To Heal or to Hurt

I’ve been thinking a lot about brokenness lately.  About the ways in which we all are broken, both big and small.

And to be honest, it’s scary.  Terrifying actually.

The way I see it, we are all walking around with wounds.  If we are lucky, many of them are scabbed up, perhaps all that is left of some is a scar.  But none of us gets off that easily.  We all have our bigger ones.  The ones inflicted by a broken world that can’t leave any of us whole.

But the scary part isn’t the wounds.  The scary part is what we do with them and who we become because of them.

Because we all know those who take their wounds and use them as weapons.  Who take their pain and wrap their little fists around it and hold on to dear life.  Those who jump inside of it and zip it up like a sleeping bag around them.  Those who use it as a shield to keep others away and a club to beat others down.

Perhaps that’s the easy way.  Or perhaps that’s the only way that some people can see through their pain.  Perhaps it can be so blinding and so overwhelming that the light can’t get in.  Perhaps it suffocated the light; snuffing it out like a blanket to a flame so that not even a flicker is left.

And we live in a world that is built around pain like this.  Pain that is turned into violence and hatred and aggression and malice.  Pain that somehow believes it will be alleviated if it inflicts greater wounds on another.  Pain that believes it has to transfer its shame to another to make its own less glaring.

And to think that each day we walk out into a world that is filled with this type of wound honestly makes me shake and quiver.  It makes me fear for my children.  And for myself.  And for us all.

But it also makes me angry.  It makes me angry because wounds don’t necessitate violence, either physical or psychological.  They don’t make us mean or cruel or hateful.

That’s our choice.  Even if we can’t see it.

There is another way.  And I think we can see the other way in the quiet light of souls around us.

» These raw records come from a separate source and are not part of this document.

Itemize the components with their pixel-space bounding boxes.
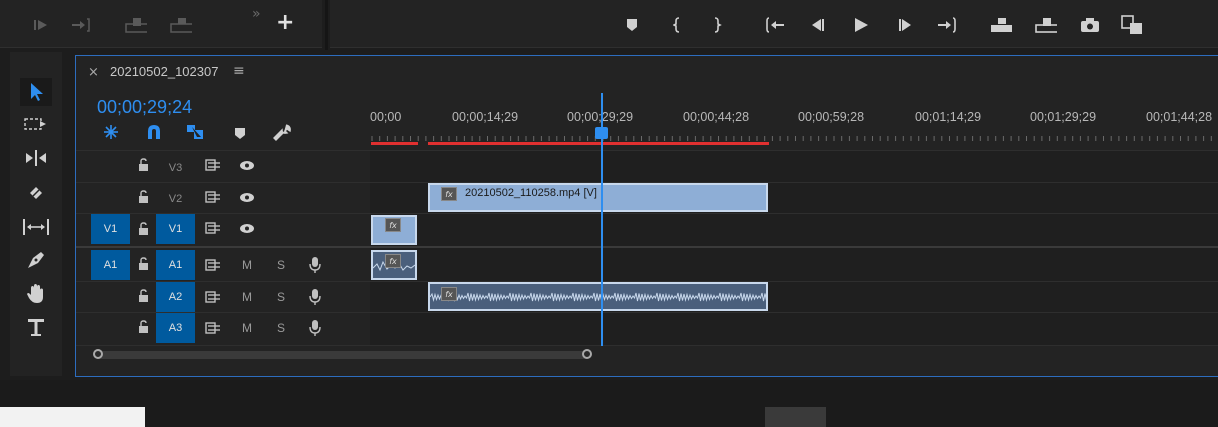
ruler-label: 00;01;14;29 [915, 110, 982, 124]
eye-icon[interactable] [239, 192, 255, 206]
razor-icon[interactable] [20, 179, 52, 207]
nest-insert-icon[interactable] [101, 123, 121, 145]
hand-icon[interactable] [20, 280, 52, 308]
comparison-view-icon[interactable] [1121, 14, 1143, 36]
extract-icon[interactable] [170, 14, 192, 36]
sync-lock-icon[interactable] [205, 222, 221, 237]
step-back-icon[interactable] [807, 14, 829, 36]
program-monitor-toolbar [330, 0, 1218, 48]
track-name-v3[interactable]: V3 [156, 162, 195, 174]
lift-icon[interactable] [990, 14, 1012, 36]
ruler-label: 00;01;44;28 [1146, 110, 1213, 124]
go-to-out-icon[interactable] [70, 14, 92, 36]
taskbar-search-area[interactable] [0, 407, 145, 427]
mark-out-icon[interactable] [706, 14, 728, 36]
sync-lock-icon[interactable] [205, 191, 221, 206]
eye-icon[interactable] [239, 160, 255, 174]
selection-tool-icon[interactable] [20, 78, 52, 106]
track-name-v1[interactable]: V1 [156, 214, 195, 244]
track-name-a1[interactable]: A1 [156, 250, 195, 280]
fx-badge: fx [385, 218, 401, 232]
playhead-handle[interactable] [595, 127, 608, 139]
ruler-label: 00;00;59;28 [798, 110, 865, 124]
track-divider [76, 150, 1218, 151]
track-divider [76, 345, 1218, 346]
solo-button[interactable]: S [277, 321, 285, 335]
snap-icon[interactable] [145, 123, 163, 145]
go-to-in-icon[interactable] [764, 14, 786, 36]
pen-icon[interactable] [20, 246, 52, 274]
lift-icon[interactable] [125, 14, 147, 36]
track-name-a2[interactable]: A2 [156, 282, 195, 312]
playhead-timecode[interactable]: 00;00;29;24 [97, 97, 192, 118]
fx-badge: fx [441, 187, 457, 201]
taskbar [0, 380, 1218, 427]
step-forward-icon[interactable] [895, 14, 917, 36]
slip-icon[interactable] [20, 213, 52, 241]
track-name-a3[interactable]: A3 [156, 313, 195, 343]
type-tool-icon[interactable] [20, 314, 52, 342]
go-to-out-icon[interactable] [936, 14, 958, 36]
zoom-handle-right[interactable] [582, 349, 592, 359]
lock-icon[interactable] [138, 190, 149, 206]
ruler-label: 00;00 [370, 110, 402, 124]
tools-panel [10, 52, 62, 376]
ruler-label: 00;00;14;29 [452, 110, 519, 124]
panel-menu-icon[interactable]: ≡ [233, 63, 245, 79]
zoom-handle-left[interactable] [93, 349, 103, 359]
track-content-area[interactable] [370, 150, 1218, 346]
source-patch-a1[interactable]: A1 [91, 250, 130, 280]
sync-lock-icon[interactable] [205, 291, 221, 306]
wrench-icon[interactable] [272, 123, 292, 147]
add-button-icon[interactable]: + [276, 10, 294, 35]
mute-button[interactable]: M [242, 258, 252, 272]
mute-button[interactable]: M [242, 290, 252, 304]
track-divider [76, 213, 1218, 214]
fx-badge: fx [385, 254, 401, 268]
ruler-label: 00;01;29;29 [1030, 110, 1097, 124]
panel-divider [325, 0, 328, 50]
video-audio-divider [76, 246, 1218, 248]
fx-badge: fx [441, 287, 457, 301]
extract-icon[interactable] [1035, 14, 1057, 36]
microphone-icon[interactable] [309, 288, 321, 309]
track-name-v2[interactable]: V2 [156, 193, 195, 205]
track-divider [76, 312, 1218, 313]
solo-button[interactable]: S [277, 258, 285, 272]
add-marker-icon[interactable] [234, 126, 246, 145]
track-select-forward-icon[interactable] [20, 110, 52, 138]
linked-selection-icon[interactable] [185, 123, 205, 145]
lock-icon[interactable] [138, 289, 149, 305]
add-marker-icon[interactable] [621, 14, 643, 36]
more-icon[interactable]: » [252, 6, 261, 22]
play-icon[interactable] [850, 14, 872, 36]
source-monitor-toolbar: » + [0, 0, 322, 48]
microphone-icon[interactable] [309, 319, 321, 340]
sequence-tab-name[interactable]: 20210502_102307 [110, 64, 218, 79]
sync-lock-icon[interactable] [205, 159, 221, 174]
audio-clip-a2[interactable] [428, 282, 768, 311]
close-tab-button[interactable]: × [88, 65, 99, 80]
clip-name: 20210502_110258.mp4 [V] [465, 187, 597, 199]
source-patch-v1[interactable]: V1 [91, 214, 130, 244]
step-forward-icon[interactable] [30, 14, 52, 36]
sync-lock-icon[interactable] [205, 322, 221, 337]
taskbar-active-app[interactable] [765, 407, 826, 427]
lock-icon[interactable] [138, 320, 149, 336]
ripple-edit-icon[interactable] [20, 144, 52, 172]
lock-icon[interactable] [138, 257, 149, 273]
eye-icon[interactable] [239, 223, 255, 237]
solo-button[interactable]: S [277, 290, 285, 304]
lock-icon[interactable] [138, 158, 149, 174]
lock-icon[interactable] [138, 222, 149, 238]
export-frame-icon[interactable] [1079, 14, 1101, 36]
ruler-label: 00;00;44;28 [683, 110, 750, 124]
mark-in-icon[interactable] [667, 14, 689, 36]
mute-button[interactable]: M [242, 321, 252, 335]
timeline-zoom-scrollbar[interactable] [95, 351, 590, 359]
sync-lock-icon[interactable] [205, 259, 221, 274]
microphone-icon[interactable] [309, 256, 321, 277]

Because if we choose, we can take our pain and we can give it to God, and through that, we can make something so beautiful that we know it’s not from us.

We can take our pain and turn it into compassion and empathy and understanding and love.  We can realize that while we cannot heal all of our own pain, we can use it as a salve to treat the very real wounds of others.  It can open our eyes to all the hurt in the world, and it can turn our hearts towards healing and comforting that pain.

But that light, while it burns so brightly, doesn’t often burn loudly.  We see it in quiet eyes of peace, we see it in a gentle touch of friendship, we hear it in gentle words and peaceful spirits.

And sometimes the violence is so loud that it’s hard to see the light and the peace.

This world is ruled by the violence and the hate.  It’s how it has to be.

But it’s not how we have to be, and it’s not how I choose to be.

Some times I get scared to walk out that door into a world that is cold and cruel and filled with so much violence and hate.

But if we stay inside, all of that will win.

And so all we can do is wrap ourselves up, take a deep breath, and refuse to dim our own lights.  We need to let our light shine if for no other reason so as not to let the dark be the only voice.

If we raise our candles and our lights together as one, perhaps it will create a flame so strong it will start to melt some of the hate and the fear, and it will start to cauterize some of the wounds.

I don’t know.

I really don’t know.

But I do know I would rather go out fighting for the light than acquiescing to the dark.